FTC May Use Unfair and Deceptive Trade Practices Authority to Regulate Cybersecurity

Even Where It Has Not Issued Regulations to Set an Acceptable Cyber Security Standard

April 9, 2014

Since the mid- to late 1990s, the Federal Trade Commission (FTC) has been the leading federal regulator in the field of data privacy and security. It has operated under its general grant of consumer protection authority in the Federal Trade Commission Act (FTCA). The FTCA was enacted in 1914 and obviously was not drafted to address directly Internet-related issues. Privacy lawyers and scholars alike have been wrestling with the question of whether the FTC really has a legislative grant of authority to regulate cybersecurity. But until the FTC sued the hotel chain Wyndham Worldwide, companies that received FTC complaints settled prior to the issue of FTC’s authority being litigated. The somewhat abstruse issue of the FTC’s authority was never given its day in court—until FTC v. Wyndham.

Data privacy and security lawyers have been watching the United States District Court for the District of New Jersey, anticipating that court’s ruling regarding the FTC’s statutory authority to regulate data security practices. Tuesday, April 8, 2014, we finally got an answer. In FTC v. Wyndham Worldwide Corp., et. al., 2:13 CV 01887-ES-JAD (“Wyndham”), the court denied Wyndham’s motion to dismiss the FTC’s complaint against it for violating Section 5 of the FTCA for alleged unfair and deceptive trade practices “in connection with [Wyndham’s] failure to maintain reasonable and appropriate data security for consumers’ sensitive personal information.”

Wyndham had moved to dismiss the FTC’s complaint under Federal Rule of Civil Procedure 12(b)(6), challenging, among other things, the FTC’s authority to regulate data security. Wyndham claimed that FTC had no express statutory authority to regulate cybersecurity; that it did not promulgate regulations that would notify companies of the cyber security standards it seeks to enforce; and that there was not sufficient consumer harm. In a detailed and lengthy opinion, U.S. District Court Judge Esther Salas denied Wyndham’s motion and affirmed FTC’s authority to bring Section 5 unfair and deceptive trade practices actions against companies for cybersecurity-related acts or omissions.
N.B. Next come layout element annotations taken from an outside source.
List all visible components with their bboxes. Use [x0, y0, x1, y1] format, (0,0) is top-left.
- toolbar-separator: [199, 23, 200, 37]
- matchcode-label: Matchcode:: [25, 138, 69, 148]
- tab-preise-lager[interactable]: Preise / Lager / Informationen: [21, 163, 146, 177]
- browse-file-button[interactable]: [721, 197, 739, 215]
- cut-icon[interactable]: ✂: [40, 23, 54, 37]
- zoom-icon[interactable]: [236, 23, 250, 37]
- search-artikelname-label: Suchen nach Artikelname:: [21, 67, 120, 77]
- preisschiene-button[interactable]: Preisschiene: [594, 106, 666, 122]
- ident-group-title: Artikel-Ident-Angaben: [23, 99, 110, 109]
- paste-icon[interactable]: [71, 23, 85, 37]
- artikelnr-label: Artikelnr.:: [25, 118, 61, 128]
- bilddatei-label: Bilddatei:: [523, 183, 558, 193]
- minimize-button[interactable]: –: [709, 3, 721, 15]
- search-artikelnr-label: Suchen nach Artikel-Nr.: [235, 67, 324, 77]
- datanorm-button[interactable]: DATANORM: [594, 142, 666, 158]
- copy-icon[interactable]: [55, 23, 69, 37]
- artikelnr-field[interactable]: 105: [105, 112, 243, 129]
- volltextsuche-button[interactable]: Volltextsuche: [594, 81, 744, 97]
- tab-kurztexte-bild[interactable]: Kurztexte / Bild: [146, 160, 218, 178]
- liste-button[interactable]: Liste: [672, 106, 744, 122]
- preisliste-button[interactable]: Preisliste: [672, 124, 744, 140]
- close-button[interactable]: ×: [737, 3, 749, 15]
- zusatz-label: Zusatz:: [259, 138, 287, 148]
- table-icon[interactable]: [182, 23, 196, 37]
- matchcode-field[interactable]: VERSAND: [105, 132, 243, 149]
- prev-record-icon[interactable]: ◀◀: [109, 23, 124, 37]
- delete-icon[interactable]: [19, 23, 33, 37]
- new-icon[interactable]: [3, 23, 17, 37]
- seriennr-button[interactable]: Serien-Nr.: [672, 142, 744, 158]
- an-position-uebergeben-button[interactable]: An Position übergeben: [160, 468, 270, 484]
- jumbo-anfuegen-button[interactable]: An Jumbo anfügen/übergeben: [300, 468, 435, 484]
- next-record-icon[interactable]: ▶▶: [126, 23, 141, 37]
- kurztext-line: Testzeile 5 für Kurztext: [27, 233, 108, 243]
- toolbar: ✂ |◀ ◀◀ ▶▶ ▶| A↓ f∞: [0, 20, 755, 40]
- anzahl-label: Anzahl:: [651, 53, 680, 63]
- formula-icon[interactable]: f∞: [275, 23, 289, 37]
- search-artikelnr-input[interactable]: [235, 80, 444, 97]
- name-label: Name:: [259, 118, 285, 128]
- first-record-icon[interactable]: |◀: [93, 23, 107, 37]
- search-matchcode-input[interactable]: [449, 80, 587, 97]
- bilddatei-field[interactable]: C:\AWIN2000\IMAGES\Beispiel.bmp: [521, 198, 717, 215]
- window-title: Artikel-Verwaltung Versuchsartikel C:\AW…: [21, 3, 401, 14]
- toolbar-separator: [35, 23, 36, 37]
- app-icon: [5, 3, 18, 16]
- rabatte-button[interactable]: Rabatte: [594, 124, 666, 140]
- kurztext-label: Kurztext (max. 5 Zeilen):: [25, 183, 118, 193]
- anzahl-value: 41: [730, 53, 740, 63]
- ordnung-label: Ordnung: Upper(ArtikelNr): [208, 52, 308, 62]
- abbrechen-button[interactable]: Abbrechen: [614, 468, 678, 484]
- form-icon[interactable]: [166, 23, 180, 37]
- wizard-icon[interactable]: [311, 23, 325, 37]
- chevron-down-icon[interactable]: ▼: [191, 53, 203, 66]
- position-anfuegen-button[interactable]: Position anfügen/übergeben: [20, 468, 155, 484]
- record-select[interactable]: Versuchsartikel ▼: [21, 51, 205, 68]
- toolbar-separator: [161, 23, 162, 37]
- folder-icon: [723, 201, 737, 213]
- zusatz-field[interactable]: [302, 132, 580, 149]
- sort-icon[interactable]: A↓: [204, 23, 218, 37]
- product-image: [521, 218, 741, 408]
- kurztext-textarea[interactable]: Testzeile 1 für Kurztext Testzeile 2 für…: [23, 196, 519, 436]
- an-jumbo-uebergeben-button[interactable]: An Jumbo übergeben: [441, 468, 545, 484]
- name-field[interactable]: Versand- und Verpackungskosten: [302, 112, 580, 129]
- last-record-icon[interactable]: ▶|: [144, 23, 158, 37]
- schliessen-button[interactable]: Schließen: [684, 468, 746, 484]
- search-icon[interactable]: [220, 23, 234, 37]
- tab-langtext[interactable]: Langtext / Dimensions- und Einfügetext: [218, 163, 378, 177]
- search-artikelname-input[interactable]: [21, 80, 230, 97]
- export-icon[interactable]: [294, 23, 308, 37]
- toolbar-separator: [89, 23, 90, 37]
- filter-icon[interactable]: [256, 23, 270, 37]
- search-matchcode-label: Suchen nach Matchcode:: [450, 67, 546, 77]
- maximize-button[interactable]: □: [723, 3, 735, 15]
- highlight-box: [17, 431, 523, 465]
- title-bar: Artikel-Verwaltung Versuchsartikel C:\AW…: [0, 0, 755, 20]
Both Edith Ramirez, Chairwoman of the FTC, and Julie Brill, FTC Commissioner, tweeted their approval of the ruling. “Pleased the court recognized @FTC’s authority to hold biz accountable for safeguarding consumer data & look forward to trying this case,” tweeted Ramirez. Commissioner Brill’s tweet was similar. We can assume from such tweets that the FTC views the Wyndham case as a judicial blessing of its increased cyber security focus.

The Wyndham decision is interesting not just because of its holding, which is appealable after entry of final judgment in the case, but also because it is consistent with a recent appellate decision. As I wrote in a recent Law360 article, the United States Fourth Circuit Court of Appeals decision FTC v. Ross also affirmed FTC’s authority to sue companies for cyber security-related issues. That said, because the ultimate defendant in Ross was an individual manager and not the company, the case did not address the FTC authority question nearly so directly as Wyndham. Nonetheless, data privacy and security lawyers who represent companies in FTC actions will think twice before opting out of settlement discussions with the FTC and having their day in court. The Ross and Wyndham decisions seem to prophesy that courts may not find such arguments as persuasive as defense counsel had hoped.

Also of note is how the Ross and Wyndham courts reached their similar holdings. The Court of Appeals for the Fourth Circuit in Ross relied upon Congress’s awareness of “a district court’s equitable jurisdiction to decide all relevant matters in dispute and to award complete relief,” combined with its authorization of FTC to go to court and seek equitable redress for unfair and deceptive trade practices, as sufficient for it to find Section 5 authority to regulate cyber practices. The court in Wyndham based its ruling on the breadth of the FTCA mandate, principles of fair notice and agency discretion. Reviewing various appellate decisions affirming the breadth of FTC Section 5 authority in contexts outside the cybersecurity space, and noting that FTC consent decrees have built up a body of law sufficient to provide notice of its standards, the court found that FTC authority to regulate data security practices is within the agency’s discretion.

So what does this mean for the FTC-regulated company? The tweets from Ramirez and Brill say it all. The FTC is pleased at this affirmation of its authority, and it will continue its practice of using its Section 5 authority to police privacy and security on the web. FTC has long insisted that its prior consent decrees do not create a quasi-common-law interpretation of Section 5, and the Wyndham decision lends substantial weight to those prior settlements as precedent. Companies need to closely examine their data privacy and security practices—and do it under the protection of the attorney-client privilege.